Project description:Since the discovery of the high abundance of Alu elements in the human genome, the interest for the functional significance of these retrotransposons has been increasing. Primate Alu and rodent Alu-like elements are retrotransposed by a mechanism driven by the LINE1 (L1) encoded proteins, the same machinery that generates the L1 repeats, the processed pseudogenes (PPs), and other retroelements. Apart from free Alu RNAs, Alus are also transcribed and retrotranscribed as part of cellular gene transcripts, generally embedded inside 3' untranslated regions (UTRs). Despite different proposed hypotheses, the functional implication of the presence of Alus inside 3'UTRs remains elusive. In this study we hypothesized that Alu elements in 3'UTRs could be involved in the genesis of PPs. By analyzing human genome data we discovered that the existence of 3'UTR-embedded Alu elements is overrepresented in genes source of PPs. In contrast, the presence of other retrotransposable elements in 3'UTRs does not show this PP linked overrepresentation.
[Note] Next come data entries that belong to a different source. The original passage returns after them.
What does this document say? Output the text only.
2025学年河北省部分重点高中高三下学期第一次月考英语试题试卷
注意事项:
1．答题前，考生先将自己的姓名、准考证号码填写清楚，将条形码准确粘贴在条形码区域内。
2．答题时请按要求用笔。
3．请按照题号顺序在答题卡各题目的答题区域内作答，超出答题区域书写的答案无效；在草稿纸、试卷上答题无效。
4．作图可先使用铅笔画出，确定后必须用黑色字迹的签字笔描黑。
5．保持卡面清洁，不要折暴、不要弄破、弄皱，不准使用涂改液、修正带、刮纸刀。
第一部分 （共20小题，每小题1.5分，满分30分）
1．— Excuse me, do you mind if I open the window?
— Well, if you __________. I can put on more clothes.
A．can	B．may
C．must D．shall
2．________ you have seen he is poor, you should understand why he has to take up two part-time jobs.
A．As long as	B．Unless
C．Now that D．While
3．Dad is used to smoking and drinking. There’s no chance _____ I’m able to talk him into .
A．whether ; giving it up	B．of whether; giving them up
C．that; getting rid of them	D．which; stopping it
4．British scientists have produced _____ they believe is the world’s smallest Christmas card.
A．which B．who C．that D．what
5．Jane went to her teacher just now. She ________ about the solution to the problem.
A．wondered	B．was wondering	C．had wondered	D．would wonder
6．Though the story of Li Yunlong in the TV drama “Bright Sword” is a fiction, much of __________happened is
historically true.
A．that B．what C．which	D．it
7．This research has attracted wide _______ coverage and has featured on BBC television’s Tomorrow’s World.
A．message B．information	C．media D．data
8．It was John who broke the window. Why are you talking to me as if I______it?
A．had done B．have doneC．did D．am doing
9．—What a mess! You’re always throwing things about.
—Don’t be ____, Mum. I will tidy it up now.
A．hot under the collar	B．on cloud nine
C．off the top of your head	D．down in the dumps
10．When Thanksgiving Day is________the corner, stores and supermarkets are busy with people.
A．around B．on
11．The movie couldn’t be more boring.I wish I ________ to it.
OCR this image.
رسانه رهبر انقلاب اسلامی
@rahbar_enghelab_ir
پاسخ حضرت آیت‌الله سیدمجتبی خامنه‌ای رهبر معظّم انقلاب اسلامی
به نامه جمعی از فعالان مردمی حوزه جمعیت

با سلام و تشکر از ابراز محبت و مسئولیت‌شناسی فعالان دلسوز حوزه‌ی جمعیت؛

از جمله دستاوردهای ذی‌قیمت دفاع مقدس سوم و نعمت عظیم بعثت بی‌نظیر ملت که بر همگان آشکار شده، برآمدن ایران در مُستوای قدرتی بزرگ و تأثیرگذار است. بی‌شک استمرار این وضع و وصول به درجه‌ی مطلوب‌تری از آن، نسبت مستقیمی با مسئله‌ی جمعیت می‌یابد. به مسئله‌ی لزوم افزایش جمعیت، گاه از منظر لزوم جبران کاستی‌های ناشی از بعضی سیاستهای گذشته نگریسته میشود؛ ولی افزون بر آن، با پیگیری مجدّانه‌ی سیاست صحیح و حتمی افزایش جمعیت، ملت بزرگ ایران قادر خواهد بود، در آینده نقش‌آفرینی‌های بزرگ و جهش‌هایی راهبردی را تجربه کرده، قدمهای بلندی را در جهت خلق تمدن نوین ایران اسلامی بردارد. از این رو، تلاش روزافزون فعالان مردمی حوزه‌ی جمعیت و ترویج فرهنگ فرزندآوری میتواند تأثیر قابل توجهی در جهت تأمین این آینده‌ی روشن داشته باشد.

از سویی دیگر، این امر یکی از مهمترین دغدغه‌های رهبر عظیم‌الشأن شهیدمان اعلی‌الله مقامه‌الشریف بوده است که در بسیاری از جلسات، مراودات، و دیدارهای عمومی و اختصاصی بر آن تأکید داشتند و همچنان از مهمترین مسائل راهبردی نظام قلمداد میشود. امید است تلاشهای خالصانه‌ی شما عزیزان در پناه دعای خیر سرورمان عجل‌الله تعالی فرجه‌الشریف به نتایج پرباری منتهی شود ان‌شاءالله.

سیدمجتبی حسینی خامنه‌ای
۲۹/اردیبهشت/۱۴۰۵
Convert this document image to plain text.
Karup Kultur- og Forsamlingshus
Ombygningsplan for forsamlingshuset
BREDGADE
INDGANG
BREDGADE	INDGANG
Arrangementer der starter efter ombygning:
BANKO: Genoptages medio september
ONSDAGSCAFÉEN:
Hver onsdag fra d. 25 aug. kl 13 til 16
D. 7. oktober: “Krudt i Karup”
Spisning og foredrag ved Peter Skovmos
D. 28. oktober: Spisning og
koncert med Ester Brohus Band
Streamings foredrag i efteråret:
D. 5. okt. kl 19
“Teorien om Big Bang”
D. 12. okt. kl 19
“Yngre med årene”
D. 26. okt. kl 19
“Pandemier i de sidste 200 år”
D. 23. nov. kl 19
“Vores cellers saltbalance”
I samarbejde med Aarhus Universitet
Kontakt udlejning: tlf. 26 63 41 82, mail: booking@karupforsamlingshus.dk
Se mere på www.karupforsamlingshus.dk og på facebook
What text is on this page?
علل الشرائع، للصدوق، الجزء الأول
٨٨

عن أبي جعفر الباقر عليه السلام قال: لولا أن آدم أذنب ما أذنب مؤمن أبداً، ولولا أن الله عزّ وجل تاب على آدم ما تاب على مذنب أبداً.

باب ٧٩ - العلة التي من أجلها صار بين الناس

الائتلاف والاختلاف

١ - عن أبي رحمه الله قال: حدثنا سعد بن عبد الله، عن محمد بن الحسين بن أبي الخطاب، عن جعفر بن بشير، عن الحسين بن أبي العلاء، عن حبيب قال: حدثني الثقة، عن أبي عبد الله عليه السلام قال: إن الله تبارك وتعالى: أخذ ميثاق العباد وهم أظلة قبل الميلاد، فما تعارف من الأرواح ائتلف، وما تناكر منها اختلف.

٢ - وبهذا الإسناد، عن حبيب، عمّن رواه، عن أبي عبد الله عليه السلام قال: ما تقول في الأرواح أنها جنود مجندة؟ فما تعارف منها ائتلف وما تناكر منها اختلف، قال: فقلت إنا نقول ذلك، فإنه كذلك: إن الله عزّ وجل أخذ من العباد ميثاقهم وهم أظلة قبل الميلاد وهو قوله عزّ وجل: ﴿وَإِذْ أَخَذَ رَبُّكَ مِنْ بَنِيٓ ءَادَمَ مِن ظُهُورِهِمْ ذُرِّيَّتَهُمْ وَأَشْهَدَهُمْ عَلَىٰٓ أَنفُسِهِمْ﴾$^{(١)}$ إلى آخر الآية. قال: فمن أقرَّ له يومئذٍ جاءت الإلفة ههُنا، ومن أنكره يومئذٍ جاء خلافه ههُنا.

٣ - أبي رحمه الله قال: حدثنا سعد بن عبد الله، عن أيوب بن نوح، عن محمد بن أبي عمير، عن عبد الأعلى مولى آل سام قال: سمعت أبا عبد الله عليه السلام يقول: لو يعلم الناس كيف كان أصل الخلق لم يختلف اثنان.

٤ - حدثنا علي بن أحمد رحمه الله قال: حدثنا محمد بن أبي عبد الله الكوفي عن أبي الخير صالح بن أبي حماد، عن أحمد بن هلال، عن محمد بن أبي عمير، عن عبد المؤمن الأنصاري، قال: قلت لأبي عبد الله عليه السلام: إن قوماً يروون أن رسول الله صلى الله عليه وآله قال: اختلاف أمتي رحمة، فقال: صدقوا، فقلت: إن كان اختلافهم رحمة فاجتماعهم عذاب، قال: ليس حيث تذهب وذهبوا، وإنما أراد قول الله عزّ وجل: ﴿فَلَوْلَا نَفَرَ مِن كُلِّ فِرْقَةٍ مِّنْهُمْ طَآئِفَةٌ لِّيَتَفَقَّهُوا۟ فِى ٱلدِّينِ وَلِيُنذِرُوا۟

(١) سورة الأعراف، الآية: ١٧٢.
This research was extended to mouse and rat genomes and the results accordingly reveal overrepresentation of 3'UTR-embedded B1 (Alu-like) elements in PP parent genes. Interestingly, we also demonstrated that the overrepresentation of 3'UTR-embedded Alus is particularly significant in PP parent genes with low germline gene expression level. Finally, we provide data that support the hypothesis that the L1 machinery is also the system that herpesviruses, and possibly other large DNA viruses, use to capture host genes expressed in germline or somatic cells. Altogether our results suggest a novel role for Alu or Alu-like elements inside 3'UTRs as facilitators of the genesis of PPs, particularly in lowly expressed genes. Moreover, we propose that this L1-driven mechanism, aided by the presence of 3'UTR-embedded Alus, may also be exploited by DNA viruses to incorporate host genes to their viral genomes.